Their stories open in 1930s India, where Elsie lives with her authoritarian missionary husband and their children. Returning to the American Midwest as a teenager, Kathryn feels alienated and restless. When she loses her mother prematurely to a stroke, she escapes to Oregon for a fresh start. Disappointed that her education was cut short by her father, and dreaming of becoming a writer, she supports herself as a waitress in wartime America, dating soldiers, then meeting and marrying Finnish–American Carl. A construction worker sixteen years her senior, he is an unlikely match, though appealing in his care – free ways and stark difference from her Mennonite past. But Kathryn ends up feeling trapped in the marriage, her ambitions thwarted. Samantha, who’s grown up in the atmosphere of her mother’s discontent, follows her own career to teach at a university in faraway Boston, where she maintains a happy family of her own.
When Kathryn starts to fail, Samantha moves her mother near her to care for, and then to watch over her deathbed, where “something in the room— the spell, the cord knitting them together—is cut.
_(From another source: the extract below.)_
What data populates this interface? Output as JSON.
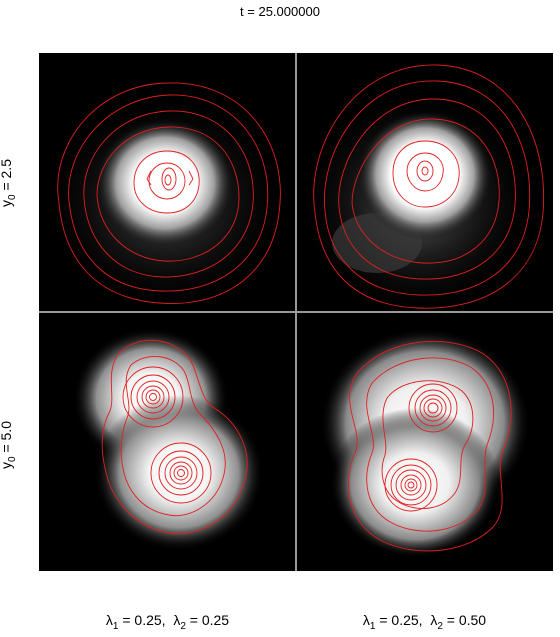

Or no, that can’t be right, either.” Ultraviolet is a lyrical novel of great emotional depth. Suzanne Matson recognizes both the drama that is within every existence and the strengths and fragilities of our relationships with others. She shines a brilliant light on the complexities of marriage, motherhood, aging, and the end of life.
PUBLISHERS WEEKLY
Matson (The Tree-Sitter) follows the disappointments and dilemmas of the women of one family across 80 years in this fascinating and stirring novel. Born in 1930s India, Kathryn sloughs off her austere Mennonite missionary upbringing after returning to America. Kathryn moves to Portland, Ore., and dates a string of servicemen until she meets Carl, a former communist sheet metal worker who's 16 years older than her. She follows him to a temporary work assignment in Los Angeles, where they marry. After returning to Portland, Kathryn struggles with miscarriages; Carl's sprawling, Finnish-speaking family; and Carl's irregular work. Kathryn's second child, Samantha, grows up amid her mother's curdling resentment and is forced to care for her elderly father after her parents' long-postponed divorce. Matson glides through her characters' lives in almost self-contained chapters punctuated by explosions of burnished emotion: the quick fracturing of a family sledding trip, the casual cruelty of a spoiled neighbor girl, the awkwardness of a mother-daughter trip to Vegas. History minimally intrudes and is generally used to heighten sentiments, such as the Black Dahlia case, which serves to highlight Kathryn's vulnerability, and a Vietnam War protest that captures Samantha's shaky coming-of-age. Readers will latch onto the unforgettable characters of this accomplished saga of the shifting personal and historical complications of American womanhood.